Currently, cognitive behavioral therapy for insomnia is the gold standard treatment for sleep disturbances associated with menopause, and research is underway to better target neurons responsible for sleep disturbances.

“Sleep disturbance is an unmet need for midlife women,” Pauline M. Maki, PhD, professor of psychiatry, psychology and obstetrics and gynecology, director of the Women’s Mental Health Research Program and senior director of research in the Center for Research on Women and Gender at the University of Illinois, told Healio. “While there’s recognition of hot flashes being a key symptom of menopause, there’s less understanding and awareness of how sleep problems increase during the menopause transition, how prevalent they are and what characterizes menopause-related sleep disturbance and distinguishes it from other types of sleep disturbance.”

Pauline M. Maki, PhD

Maki and colleagues conducted a narrative review, published in Menopause, searching PubMed for systematic reviews, meta-analyses, reviews, society guidelines and original research on sleep disturbances associated with menopause. The authors categorized and explained the development of sleep disturbances associated with menopause and concluded more research is needed to understand their etiology and categorize the neuronal circuits involved to create more targeted therapies.

Healio spoke with Maki about the review as well as how common sleep disturbances associated with menopause are, current available treatments and how sleep disturbances impact women’s health and overall well-being.

Healio: How do menopausal women present with sleep disturbances?

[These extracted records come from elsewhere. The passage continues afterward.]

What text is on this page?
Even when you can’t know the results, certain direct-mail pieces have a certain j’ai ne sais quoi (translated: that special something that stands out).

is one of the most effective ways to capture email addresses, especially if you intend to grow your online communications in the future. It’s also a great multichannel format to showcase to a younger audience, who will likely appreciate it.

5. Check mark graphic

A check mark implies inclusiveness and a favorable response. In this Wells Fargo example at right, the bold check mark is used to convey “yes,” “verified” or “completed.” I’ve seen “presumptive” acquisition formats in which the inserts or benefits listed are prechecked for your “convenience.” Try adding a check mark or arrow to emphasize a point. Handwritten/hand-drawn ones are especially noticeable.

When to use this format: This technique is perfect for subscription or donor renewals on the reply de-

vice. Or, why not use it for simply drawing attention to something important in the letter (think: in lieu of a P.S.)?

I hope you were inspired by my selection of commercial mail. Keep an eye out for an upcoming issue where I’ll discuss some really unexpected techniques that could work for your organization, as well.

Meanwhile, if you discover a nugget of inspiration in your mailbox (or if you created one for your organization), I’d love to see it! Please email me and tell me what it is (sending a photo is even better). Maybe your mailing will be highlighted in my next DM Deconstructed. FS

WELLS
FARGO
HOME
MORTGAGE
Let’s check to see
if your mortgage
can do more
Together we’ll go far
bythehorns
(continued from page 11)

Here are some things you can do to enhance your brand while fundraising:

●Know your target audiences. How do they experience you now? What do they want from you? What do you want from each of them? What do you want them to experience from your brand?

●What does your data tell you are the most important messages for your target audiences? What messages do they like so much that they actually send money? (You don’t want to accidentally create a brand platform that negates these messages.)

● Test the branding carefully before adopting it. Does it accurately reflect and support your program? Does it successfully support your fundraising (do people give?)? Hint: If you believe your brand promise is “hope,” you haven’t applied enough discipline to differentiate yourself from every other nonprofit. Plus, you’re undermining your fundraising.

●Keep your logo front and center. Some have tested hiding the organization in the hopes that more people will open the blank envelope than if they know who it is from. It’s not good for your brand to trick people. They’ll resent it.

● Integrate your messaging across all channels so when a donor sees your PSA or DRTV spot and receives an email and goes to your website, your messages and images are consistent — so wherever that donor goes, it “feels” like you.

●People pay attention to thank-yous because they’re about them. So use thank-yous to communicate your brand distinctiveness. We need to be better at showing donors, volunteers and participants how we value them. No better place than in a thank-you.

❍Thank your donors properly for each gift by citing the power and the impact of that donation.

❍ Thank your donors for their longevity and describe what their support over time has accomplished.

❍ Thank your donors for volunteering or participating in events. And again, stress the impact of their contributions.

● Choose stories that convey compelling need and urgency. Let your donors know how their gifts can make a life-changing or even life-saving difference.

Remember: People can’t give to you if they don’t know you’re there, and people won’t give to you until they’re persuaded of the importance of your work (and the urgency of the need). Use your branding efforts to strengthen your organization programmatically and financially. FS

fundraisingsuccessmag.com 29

Maki: Up to 69% of midlife women report sleep problems. The typical aspects of sleep that are affected in menopause are not difficulty falling asleep or difficulty waking up, but difficulty maintaining sleep once you’ve fallen asleep. We measure this scientifically as wake after sleep onset. It’s these awakenings during the course of sleep that really characterize menopause-related sleep disturbance. Other aspects of sleep can be disturbed, but that is the more prominent feature of menopause-related sleep disturbance.

Healio: Why are sleep disturbances so common in menopause? Is it just due to hot flashes or something more?

Maki: We think that it’s something more, though clearly, hot flashes do play a role. How do we know that? There are beautiful studies of women who are wearing ambulatory sensors, that sense when they’re having a hot flash and when they’re awakening, and what they find is that 75% of the time that a woman has a hot flash, she wakes up. It’s clearly the case that there are periods of wakefulness that surround the time in which a woman has a hot flash. And we know that women experience hot flashes on average for 7.4 years and, if they’re Black, it’s 10 years. Many women experience these symptoms night after night, and many women’s menopause symptoms go untreated.

So, sometimes treating the hot flashes can improve sleep in women. It’s important to also recognize that most periods of wakefulness are not associated with a hot flash. So, if you tallied up the number of minutes that a woman is awake at midlife during the night, most of those periods of wakefulness occur outside of a hot flash. There’s something else going on that might explain that, and to be honest with you, we do not fully understand the factors that contribute to that type of wakefulness in women.

If sleep disturbance at menopause was due mostly to hot flashes, then treating hot flashes with estrogen should improve sleep quite a bit because estrogen is the gold standard treatment for hot flashes. But that’s not the case. The randomized trial data do not show a clear benefit of estrogen on sleep, even though it’s really effective in treating hot flashes. It doesn’t seem to be just the estrogen, and it doesn’t seem to be just the hot flashes, so there might be something else going on. That’s where this theoretical idea is emerging that a type of neuron that plays a critical role in hot flashes, called a KNDY (“candy”) neuron and the receptors on those KNDy neurons, may also play an important role in sleep disturbance related to menopause.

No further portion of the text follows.